Saturday, December 26, 2009

Films as a Reflection of Daily Me

As I mentioned in my last post, more & more people nowadays seem to want the fast way out - only receiving knowledge served up in bite-size easy-to-understand summary form.  The comfort of the familiar, coupled with the ease of understanding, has trumped over the need to expand the horizon for many.

With consumers spending more time with media than sleeping, how is the quality of information they are receiving?  If the Daily Me concept is true, I would say that it's probably more of the same.  According to Cass Sunstein, people who are only tuned in to other like-minded ideas is a threat to democracy.

Democracy might be a pretty big topic to talk about.  So maybe we can talk about the impact on something most people are familiar with - films.

I am a self-proclaimed semi film buff, always on the hunt for movies that are different.  And yes, I even occasionally participate in a film group called "We Don't Do Mainstream".  I am lucky to live in Toronto where there seems to be an endless number of film festivals showing fairly good quality films that are not in wide distribution.  (I heard someone mention we have over 80 film festivals in Toronto each year!)  However, it is still a sad state that some of these fabulous films never got the audience that they deserve.

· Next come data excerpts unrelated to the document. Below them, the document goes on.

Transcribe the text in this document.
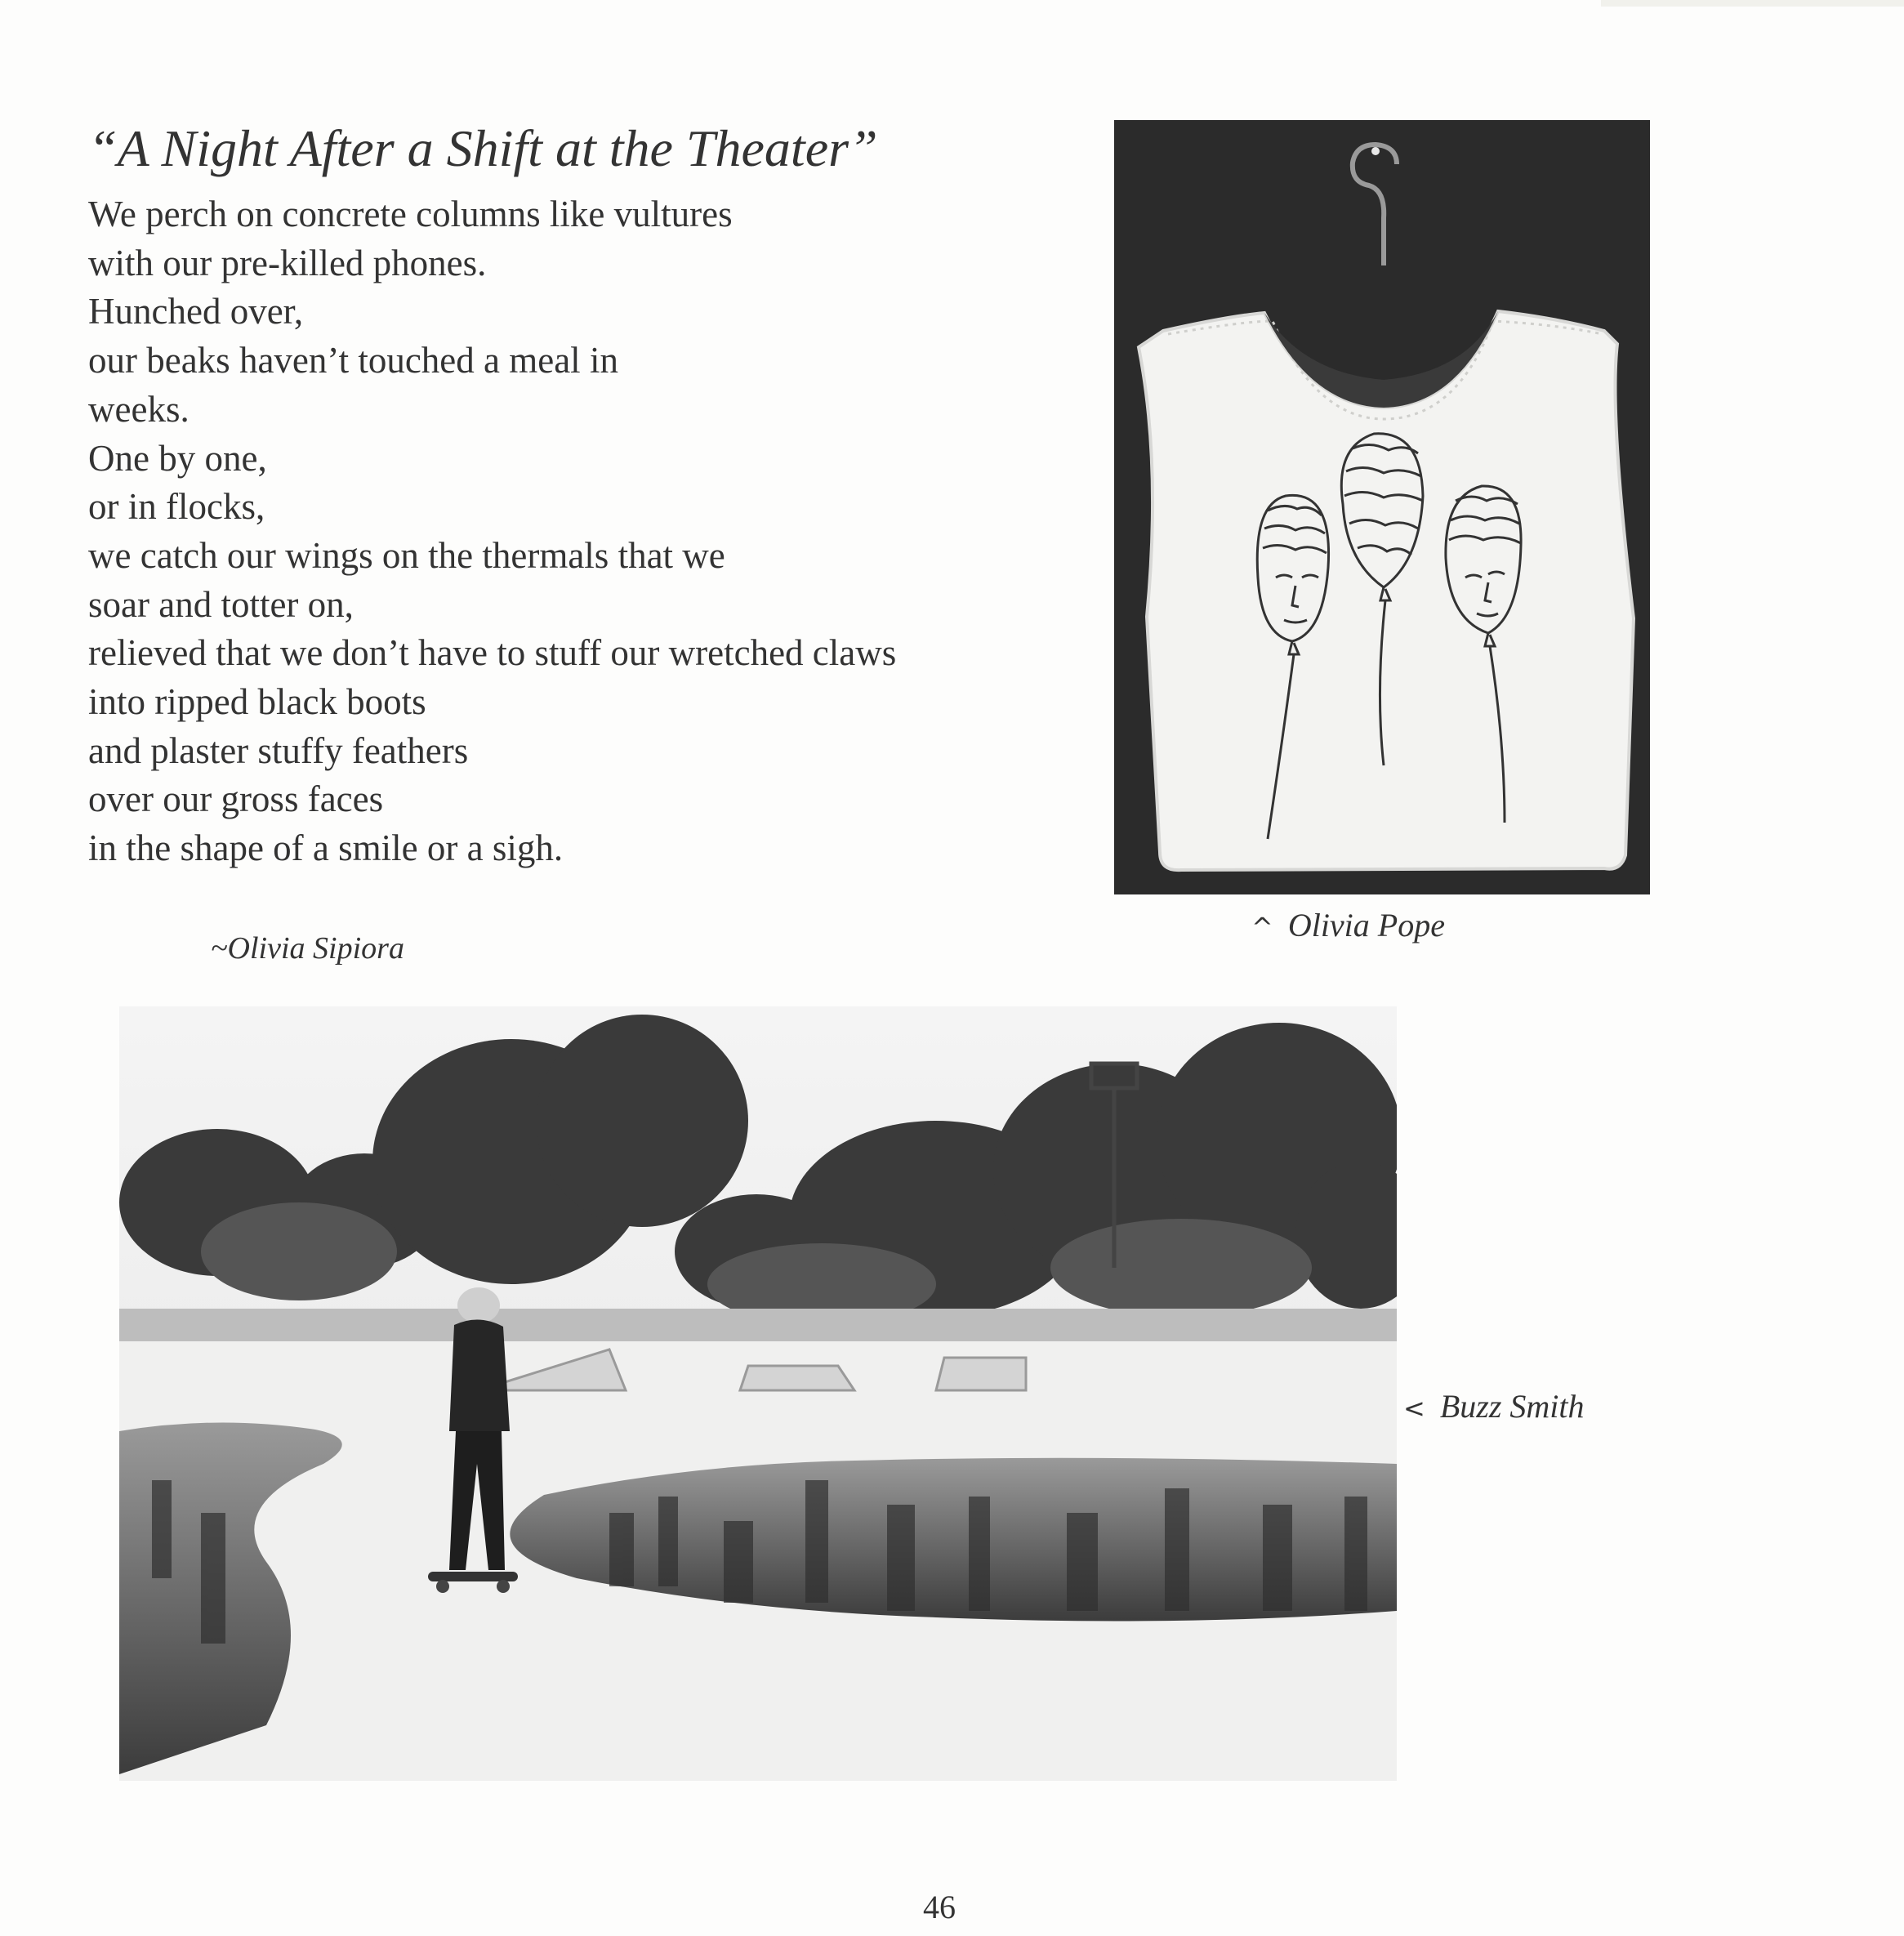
“A Night After a Shift at the Theater”
We perch on concrete columns like vultures
with our pre-killed phones.
Hunched over,
our beaks haven’t touched a meal in
weeks.
One by one,
or in flocks,
we catch our wings on the thermals that we
soar and totter on,
relieved that we don’t have to stuff our wretched claws
into ripped black boots
and plaster stuffy feathers
over our gross faces
in the shape of a smile or a sigh.
~Olivia Sipiora
^ Olivia Pope
< Buzz Smith
46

Instead, looking at the 2009 box office, it's hard to miss a pattern of top grossing films (which I presume means they are watched by a large number of people) are what I would call entertainment-oriented films.  Many of them are sequels to previous films or adaptation of books.  Many of them have heavy emphasis on actions, special effects and computer animation, with some comedy thrown in.  And the pattern for the 2008 & 2007 box office results?  More of the same.  The supposedly-not-based-on-anything-blockbusters?  Some of them are still more of the same.

Worst part is people actually like these films.

According to the imdb top 250 films chart, which is determined by netizens' votes, people seem to like these recent films a lot.  If you look at the AFI 100 top movies of all times chosen by industry jury, it's not difficult to notice that the 2007 revised list, after expanding the selection criteria to films released up to 2006, only contains 1 addition from after year 2000!

The proliferation of B2C2C reviews like the prediction algorithms developed for Netflix are only going to make people more reliant on other like-minded individuals.  Peer reviews have their place & benefits - they serve as great first hand information, and definitely more trustworthy than official marketing materials.  But with people's tendency leaning towards the fast & easy, it's not hard to imagine people taking the summarized "5-star" recommendations as-is, without understanding why, and without understanding themselves.

What happened to our sense of curiosity & adventure?  Where are some of the films from award winning films from around the world? Short films? Documentaries?  As the Internet becomes a more viable & cheaper channel to deliver films to their audience, we need better ourselves in making informed decisions, and not be dictated by mechanical algorithms and marketing dollars.